Additionally, you should avoid using lemon or fresh lemon juice to unclog your pores (and not just that). While fresh lemon juice can act as a natural bleach, it is also highly acidic, and can irritate or damage your skin. This is especially important for people with sensitive skin, who will almost surely experience negative reactions when applying fresh lemon juice on their skin.
All right, we covered how clogged pores become clogged, how to unclog them, as well as how not to unclog them. But what about preventing them? Well, that problem is a lot simpler.
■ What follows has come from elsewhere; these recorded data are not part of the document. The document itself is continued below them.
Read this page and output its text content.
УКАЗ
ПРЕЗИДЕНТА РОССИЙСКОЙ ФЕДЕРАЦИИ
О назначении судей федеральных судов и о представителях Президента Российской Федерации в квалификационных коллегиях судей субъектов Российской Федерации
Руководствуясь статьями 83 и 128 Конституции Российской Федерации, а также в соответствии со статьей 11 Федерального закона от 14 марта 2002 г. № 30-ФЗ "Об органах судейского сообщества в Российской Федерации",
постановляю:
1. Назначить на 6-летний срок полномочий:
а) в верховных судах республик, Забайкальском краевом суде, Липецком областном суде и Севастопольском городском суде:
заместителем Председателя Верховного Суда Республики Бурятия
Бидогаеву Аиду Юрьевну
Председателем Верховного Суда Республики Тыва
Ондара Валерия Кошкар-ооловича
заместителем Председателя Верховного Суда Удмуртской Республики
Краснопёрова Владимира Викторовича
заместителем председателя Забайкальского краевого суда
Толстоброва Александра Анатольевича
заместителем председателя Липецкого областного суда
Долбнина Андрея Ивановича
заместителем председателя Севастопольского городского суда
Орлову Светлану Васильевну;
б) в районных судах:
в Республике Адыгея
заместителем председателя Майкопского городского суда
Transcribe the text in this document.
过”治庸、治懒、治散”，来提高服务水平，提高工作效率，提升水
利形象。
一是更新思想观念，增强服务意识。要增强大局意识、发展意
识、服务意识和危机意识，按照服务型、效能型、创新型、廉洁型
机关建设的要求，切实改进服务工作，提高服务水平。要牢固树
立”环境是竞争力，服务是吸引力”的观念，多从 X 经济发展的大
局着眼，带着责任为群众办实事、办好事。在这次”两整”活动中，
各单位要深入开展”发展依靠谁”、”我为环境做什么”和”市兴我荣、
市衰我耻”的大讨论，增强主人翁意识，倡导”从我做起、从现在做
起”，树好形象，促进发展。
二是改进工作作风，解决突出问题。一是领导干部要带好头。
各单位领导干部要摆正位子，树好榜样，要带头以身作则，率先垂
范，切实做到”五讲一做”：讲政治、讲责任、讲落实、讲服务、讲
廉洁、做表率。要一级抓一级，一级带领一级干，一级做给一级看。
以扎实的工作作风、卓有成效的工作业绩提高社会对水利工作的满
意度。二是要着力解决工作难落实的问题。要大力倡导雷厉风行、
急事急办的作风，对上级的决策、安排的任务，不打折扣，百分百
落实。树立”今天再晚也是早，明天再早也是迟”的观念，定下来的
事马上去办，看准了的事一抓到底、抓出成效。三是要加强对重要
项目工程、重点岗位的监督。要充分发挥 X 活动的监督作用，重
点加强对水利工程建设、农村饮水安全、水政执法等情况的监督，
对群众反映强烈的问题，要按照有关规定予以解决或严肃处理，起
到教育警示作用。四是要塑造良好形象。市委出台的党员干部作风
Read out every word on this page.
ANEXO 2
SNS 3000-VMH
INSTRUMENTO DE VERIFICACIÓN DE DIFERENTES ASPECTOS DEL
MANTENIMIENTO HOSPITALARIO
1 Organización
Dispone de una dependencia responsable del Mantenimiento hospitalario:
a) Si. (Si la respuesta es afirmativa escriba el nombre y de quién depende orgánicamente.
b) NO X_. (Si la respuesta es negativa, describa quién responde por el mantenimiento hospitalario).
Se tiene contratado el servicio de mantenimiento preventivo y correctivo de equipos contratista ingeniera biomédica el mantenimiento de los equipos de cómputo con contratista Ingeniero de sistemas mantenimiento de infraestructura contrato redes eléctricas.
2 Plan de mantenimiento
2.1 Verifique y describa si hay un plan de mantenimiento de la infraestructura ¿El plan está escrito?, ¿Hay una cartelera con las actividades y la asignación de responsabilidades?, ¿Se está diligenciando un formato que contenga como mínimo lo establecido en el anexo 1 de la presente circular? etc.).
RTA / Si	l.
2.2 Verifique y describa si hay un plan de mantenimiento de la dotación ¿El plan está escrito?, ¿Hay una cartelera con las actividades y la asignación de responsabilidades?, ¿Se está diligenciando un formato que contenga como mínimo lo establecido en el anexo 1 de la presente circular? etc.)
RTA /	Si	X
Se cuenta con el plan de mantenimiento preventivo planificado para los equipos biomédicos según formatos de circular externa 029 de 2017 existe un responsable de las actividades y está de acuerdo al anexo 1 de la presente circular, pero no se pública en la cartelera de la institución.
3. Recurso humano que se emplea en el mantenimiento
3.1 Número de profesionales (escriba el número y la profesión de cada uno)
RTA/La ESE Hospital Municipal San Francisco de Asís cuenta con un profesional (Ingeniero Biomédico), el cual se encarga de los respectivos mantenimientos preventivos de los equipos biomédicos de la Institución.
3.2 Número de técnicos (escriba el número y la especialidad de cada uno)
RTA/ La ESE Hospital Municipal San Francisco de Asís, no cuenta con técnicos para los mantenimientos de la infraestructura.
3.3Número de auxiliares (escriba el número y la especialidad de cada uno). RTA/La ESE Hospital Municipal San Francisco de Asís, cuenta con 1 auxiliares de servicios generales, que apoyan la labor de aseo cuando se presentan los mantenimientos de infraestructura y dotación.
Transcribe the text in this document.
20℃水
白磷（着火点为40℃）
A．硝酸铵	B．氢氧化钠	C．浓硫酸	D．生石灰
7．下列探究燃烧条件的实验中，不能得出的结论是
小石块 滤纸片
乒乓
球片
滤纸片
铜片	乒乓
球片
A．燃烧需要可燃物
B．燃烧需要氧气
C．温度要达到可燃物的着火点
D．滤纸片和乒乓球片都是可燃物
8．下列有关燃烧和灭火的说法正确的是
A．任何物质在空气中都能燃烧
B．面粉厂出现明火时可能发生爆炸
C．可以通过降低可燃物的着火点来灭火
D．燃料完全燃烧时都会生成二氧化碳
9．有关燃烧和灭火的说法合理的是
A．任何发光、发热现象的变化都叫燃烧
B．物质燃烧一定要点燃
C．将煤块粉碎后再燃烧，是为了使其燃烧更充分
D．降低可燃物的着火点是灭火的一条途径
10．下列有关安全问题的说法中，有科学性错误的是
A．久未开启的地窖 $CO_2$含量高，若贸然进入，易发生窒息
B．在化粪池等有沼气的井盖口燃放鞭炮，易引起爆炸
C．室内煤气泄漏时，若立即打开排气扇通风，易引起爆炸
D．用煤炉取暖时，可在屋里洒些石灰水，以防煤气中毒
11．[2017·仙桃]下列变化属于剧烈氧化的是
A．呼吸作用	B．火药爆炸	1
As we mentioned in the sections above, our pores become clogged from sebum, dirt, dust, and other microscopic filth getting stuck to our faces. This means that keeping our faces clean is one of the best ways to prevent the onset of clogged pores.
Additionally, following a daily skincare routine can also help a lot. However, some skincare products can actually do the opposite and clog your pores, especially if they’re oil-based. To avoid it, you should always use skincare products that are labeled as “non-comedogenic.”
Furthermore, having the occasional exfoliation also helps. When it comes to that though, you should avoid exfoliating your face too frequently, since the skin needs to recover. Dermatologists suggest that once a week, up to twice a week is enough for achieving healthy, clear skin.
Finally, you should avoid touching your face. It may seem simple, but it may be behind that sudden outburst of acne, and is a crucial tip if you want to avoid complicating your skin’s health.
Our pores perform a number of crucial functions for our health. They keep our skin to breathe, but also keep it watertight, protecting our body from microscopic intruders. However, poor hygiene, hormonal imbalances, or bacterial infection can cause our pores to become clogged. And with that, inflamed. When this happens, pores can either be closed, or open, becoming either whiteheads or blackheads.
There are many ways to unclog your pores. From using pore strips, to various types of exfoliation, skin extraction, and even steaming, you have a broad selection of methods. One should be careful, however, with certain types of exfoliants, and avoid home remedies based on baking soda, charcoal, or lemon juice. Each of those substances can irritate and even damage your skin.
Personal hygiene is the best way to prevent the clogging of pores. Besides washing and cleaning your face, adopting a cleansing skincare routine on a daily basis can also help. However, you should only use skincare products that are “non-comedogenic”, since other types of products can clog your pores. And remember - don’t touch your face.
This information is meant to supplement, not replace advice from your doctor or healthcare provider and is not meant to cover all possible uses, precautions, interactions or adverse effects. This information may not fit your specific health circumstances, and its goal is to offer a general view of the subject. In case you are suffering from a severe case of acne, you should consult with a dermatologist or a certified medical professional.